Certains Etats, comme l’Australie ou le Canada, ont mis en avant le fait qu’ils n’avaient pas eu besoin de secourir leur industrie financière pendant la crise, et donc qu’ils n’avaient pas à payer pour les autres…
J’ai beaucoup de sympathie pour ces pays qui ne se sont pas stupidement engouffrés dans les subprime. Mais si vraiment leurs banques ont une activité spéculative limitée, alors elles ne seraient pas pénalisées par une taxe bien conçue visant à décourager la spéculation, non ?
Les Etats se sont mis d’accord ce week-end pour donner une priorité à la croissance, tout en divisant leurs déficits par deux. N’est-ce pas incompatible ?
C’était en effet le grand débat du week-end. Les Etats-Unis sont venus à Toronto pour prôner la croissance à tous prix. Tandis que l’Allemagne et l’Union Européenne sont venus vendre les vertus de l’austérité. Comme pour la régulation financière, on a donc trouvé un compromis sur la mise en place “de plans de consolidation favorables à la croissance”. C’est flou et pas vraiment contraignant. Néanmoins, à ceux qui disent que l’austérité et la croissance ne sont pas compatibles, je répondrai quand même qu’il n’est pas impossible d’arrêter le gaspillage tout en finançant des investissements socialement utiles par l’emprunt, et ainsi contribuer à la croissance. Cette solution n’est pas complètement absurde si elle est correctement appliquée par tous les pays. Malheureusement on a laissé aux Etats le choix de faire comme ils l’entendent.

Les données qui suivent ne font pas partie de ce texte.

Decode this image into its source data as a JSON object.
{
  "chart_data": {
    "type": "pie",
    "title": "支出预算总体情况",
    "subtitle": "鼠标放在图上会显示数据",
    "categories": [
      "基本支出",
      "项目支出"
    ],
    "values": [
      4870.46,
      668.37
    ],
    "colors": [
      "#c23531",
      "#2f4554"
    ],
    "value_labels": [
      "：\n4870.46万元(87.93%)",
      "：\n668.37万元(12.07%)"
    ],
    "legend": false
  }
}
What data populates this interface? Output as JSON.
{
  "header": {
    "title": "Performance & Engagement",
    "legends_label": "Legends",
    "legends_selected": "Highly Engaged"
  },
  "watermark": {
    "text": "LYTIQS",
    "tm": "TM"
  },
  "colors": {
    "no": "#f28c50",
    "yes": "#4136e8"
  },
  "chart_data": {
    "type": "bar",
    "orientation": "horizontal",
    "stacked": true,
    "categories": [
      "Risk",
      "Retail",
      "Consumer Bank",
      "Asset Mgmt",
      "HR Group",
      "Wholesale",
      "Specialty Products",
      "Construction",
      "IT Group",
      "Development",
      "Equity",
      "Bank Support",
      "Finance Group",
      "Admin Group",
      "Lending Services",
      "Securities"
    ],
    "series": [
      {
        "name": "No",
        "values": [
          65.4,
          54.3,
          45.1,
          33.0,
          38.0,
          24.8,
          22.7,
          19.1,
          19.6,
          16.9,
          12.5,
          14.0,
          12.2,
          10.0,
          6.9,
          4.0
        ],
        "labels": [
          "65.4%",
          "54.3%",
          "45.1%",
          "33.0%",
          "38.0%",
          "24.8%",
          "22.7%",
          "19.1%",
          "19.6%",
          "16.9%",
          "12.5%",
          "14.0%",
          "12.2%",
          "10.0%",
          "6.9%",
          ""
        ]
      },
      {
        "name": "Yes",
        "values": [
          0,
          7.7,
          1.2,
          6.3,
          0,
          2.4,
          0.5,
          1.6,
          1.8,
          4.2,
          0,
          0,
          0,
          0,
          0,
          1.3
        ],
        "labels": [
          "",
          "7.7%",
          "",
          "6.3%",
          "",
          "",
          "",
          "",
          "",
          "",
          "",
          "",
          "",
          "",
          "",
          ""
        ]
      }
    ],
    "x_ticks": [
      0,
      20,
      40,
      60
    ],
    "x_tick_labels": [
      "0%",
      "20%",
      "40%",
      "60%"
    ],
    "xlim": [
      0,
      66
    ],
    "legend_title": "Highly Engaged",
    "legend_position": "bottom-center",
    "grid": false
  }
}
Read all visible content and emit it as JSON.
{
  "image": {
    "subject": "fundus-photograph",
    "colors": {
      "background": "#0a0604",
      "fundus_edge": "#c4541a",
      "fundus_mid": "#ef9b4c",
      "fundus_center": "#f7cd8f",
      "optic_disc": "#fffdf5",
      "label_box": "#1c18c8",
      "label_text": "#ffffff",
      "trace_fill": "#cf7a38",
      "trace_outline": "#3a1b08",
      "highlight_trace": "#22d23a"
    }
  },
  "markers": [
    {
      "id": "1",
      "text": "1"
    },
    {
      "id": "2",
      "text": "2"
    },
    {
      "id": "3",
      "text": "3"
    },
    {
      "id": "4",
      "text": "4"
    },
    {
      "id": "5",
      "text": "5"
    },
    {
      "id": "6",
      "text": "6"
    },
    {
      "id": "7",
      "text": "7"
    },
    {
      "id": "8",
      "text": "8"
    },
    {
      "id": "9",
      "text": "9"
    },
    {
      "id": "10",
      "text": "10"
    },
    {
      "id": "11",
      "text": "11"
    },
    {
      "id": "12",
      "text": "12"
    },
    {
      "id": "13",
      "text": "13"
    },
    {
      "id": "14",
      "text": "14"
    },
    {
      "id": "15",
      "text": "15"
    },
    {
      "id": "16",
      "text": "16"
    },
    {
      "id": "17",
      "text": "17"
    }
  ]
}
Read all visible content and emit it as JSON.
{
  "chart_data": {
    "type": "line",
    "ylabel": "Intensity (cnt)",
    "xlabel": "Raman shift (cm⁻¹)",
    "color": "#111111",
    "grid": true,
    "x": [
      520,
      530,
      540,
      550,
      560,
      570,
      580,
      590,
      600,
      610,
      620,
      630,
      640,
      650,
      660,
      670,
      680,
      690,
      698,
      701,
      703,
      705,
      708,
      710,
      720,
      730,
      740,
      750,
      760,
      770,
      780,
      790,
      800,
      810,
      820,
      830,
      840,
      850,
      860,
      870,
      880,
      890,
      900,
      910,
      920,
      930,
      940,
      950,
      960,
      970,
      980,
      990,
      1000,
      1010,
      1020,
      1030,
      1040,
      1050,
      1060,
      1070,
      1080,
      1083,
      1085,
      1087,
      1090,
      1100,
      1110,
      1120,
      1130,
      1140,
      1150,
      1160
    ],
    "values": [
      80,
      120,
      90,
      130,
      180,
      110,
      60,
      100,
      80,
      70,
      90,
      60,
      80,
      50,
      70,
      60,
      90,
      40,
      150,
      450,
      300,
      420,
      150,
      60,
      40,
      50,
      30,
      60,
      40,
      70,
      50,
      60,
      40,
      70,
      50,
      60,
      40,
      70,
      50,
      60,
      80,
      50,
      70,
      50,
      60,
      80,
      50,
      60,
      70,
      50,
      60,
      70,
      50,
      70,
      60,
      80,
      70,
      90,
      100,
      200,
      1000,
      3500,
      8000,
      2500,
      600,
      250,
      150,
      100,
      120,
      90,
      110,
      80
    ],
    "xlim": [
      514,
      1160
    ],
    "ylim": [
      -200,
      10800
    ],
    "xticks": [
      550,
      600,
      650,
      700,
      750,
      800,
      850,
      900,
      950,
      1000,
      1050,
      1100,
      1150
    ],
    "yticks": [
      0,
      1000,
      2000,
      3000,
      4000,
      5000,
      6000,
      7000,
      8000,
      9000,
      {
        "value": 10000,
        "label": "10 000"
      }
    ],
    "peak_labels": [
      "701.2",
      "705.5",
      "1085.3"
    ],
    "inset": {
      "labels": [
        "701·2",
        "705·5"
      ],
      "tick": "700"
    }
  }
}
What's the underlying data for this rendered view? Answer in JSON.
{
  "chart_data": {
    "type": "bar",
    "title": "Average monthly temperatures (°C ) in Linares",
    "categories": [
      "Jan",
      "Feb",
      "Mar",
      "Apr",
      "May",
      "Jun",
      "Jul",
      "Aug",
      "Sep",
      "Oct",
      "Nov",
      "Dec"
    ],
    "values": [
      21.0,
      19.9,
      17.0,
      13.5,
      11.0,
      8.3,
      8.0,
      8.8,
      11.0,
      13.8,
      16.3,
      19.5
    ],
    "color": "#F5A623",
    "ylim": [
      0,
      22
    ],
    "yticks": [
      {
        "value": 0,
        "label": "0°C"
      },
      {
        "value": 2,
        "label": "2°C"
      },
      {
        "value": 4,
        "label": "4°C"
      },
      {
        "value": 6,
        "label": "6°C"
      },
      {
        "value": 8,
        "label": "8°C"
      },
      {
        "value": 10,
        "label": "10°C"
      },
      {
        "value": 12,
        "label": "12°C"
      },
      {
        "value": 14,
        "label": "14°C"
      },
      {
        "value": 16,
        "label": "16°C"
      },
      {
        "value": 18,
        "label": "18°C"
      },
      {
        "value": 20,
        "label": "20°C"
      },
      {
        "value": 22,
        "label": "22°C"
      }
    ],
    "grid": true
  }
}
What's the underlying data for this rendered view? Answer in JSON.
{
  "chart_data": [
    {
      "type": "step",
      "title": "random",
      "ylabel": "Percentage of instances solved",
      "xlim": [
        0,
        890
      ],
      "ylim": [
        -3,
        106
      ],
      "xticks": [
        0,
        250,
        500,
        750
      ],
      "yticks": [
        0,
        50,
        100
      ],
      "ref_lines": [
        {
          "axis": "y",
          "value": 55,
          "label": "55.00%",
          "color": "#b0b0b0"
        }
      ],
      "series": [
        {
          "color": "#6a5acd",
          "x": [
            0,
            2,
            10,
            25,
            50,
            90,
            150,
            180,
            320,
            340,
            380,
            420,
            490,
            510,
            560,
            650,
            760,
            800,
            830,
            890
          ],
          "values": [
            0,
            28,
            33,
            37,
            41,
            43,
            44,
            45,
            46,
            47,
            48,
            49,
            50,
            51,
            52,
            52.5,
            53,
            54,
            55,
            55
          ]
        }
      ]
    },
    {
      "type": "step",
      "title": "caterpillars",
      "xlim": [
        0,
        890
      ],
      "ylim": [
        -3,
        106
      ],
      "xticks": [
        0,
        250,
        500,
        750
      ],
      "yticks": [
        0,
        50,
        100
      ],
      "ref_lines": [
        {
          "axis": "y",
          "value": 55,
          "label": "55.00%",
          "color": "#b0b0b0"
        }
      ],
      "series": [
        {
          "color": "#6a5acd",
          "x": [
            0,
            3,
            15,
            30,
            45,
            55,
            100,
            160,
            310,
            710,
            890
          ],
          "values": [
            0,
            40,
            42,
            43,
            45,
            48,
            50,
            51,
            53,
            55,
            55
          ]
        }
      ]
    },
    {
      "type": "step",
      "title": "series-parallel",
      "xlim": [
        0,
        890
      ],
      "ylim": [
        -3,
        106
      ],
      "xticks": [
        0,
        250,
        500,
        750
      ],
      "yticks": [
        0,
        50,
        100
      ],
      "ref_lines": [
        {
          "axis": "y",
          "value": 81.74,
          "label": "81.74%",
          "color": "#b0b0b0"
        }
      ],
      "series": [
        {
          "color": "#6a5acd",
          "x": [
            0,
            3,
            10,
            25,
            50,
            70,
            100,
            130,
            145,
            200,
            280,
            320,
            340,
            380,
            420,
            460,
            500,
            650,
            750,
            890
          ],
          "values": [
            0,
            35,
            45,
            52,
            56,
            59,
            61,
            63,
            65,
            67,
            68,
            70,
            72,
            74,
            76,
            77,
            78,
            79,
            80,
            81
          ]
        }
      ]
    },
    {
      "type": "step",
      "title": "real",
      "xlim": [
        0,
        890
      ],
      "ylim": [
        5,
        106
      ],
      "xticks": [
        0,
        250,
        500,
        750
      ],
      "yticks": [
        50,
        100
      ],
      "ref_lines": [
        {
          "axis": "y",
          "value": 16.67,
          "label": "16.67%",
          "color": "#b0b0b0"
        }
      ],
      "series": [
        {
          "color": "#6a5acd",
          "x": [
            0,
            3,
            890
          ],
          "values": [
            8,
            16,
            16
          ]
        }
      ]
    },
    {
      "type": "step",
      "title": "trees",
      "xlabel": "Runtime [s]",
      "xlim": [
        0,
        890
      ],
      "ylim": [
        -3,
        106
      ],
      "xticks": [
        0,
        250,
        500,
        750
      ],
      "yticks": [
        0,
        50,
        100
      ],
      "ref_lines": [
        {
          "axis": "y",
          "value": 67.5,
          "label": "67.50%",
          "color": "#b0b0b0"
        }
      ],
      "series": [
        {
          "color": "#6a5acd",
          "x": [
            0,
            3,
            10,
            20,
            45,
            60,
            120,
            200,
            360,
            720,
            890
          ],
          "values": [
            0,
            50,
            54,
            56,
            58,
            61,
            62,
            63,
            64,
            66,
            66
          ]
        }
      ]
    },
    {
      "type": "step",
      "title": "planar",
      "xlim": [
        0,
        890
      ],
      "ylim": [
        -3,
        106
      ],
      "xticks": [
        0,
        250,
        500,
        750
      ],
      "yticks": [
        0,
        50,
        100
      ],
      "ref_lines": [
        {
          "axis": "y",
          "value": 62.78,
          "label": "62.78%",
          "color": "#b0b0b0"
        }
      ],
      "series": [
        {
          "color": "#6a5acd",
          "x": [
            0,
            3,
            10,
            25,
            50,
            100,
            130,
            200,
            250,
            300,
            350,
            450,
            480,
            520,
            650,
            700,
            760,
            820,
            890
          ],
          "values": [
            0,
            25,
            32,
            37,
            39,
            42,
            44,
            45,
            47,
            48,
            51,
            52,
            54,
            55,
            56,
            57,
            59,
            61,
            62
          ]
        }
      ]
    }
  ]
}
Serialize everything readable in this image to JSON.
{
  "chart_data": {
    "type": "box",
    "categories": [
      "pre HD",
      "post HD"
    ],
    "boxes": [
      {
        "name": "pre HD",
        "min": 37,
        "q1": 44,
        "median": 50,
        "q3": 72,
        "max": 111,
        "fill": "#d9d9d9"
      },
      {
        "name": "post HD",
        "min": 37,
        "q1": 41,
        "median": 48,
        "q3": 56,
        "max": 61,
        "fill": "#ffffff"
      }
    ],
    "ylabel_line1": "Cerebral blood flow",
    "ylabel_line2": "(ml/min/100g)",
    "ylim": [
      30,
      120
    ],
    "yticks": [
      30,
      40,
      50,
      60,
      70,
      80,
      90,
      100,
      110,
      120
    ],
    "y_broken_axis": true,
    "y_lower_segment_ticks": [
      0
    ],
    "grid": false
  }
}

Que faut-il attendre des prochains G20 ?
Je ne suis pas très optimiste pour la suite. A chaque G20, on se rend un peu plus compte de l’inutilité de ces sommets. A Londres et Pittsburgh les Etats s’étaient au moins accordés sur des mesures emblématiques comme la suppression des paradis fiscaux ou encore l’encadrement des bonus. Or aujourd’hui, ces engagements n’ont pas vraiment porté leurs fruits. Les paradis fiscaux n’ont toujours pas disparu et l’application des nouvelles réglementations sur les bonus est très variable selon les pays. A Toronto, aucune mesure concrète n’a été prise. C’est donc d’autant plus décourageant pour la suite. C’est pourquoi je pense qu’il vaudrait mieux remplacer ces G20 par des comités d’experts travaillant sur des solutions de long terme, qui seraient ensuite mises en application de façon coordonnée par les gouvernements . Cela éviterait de perdre du temps et de l’argent à brasser du vent.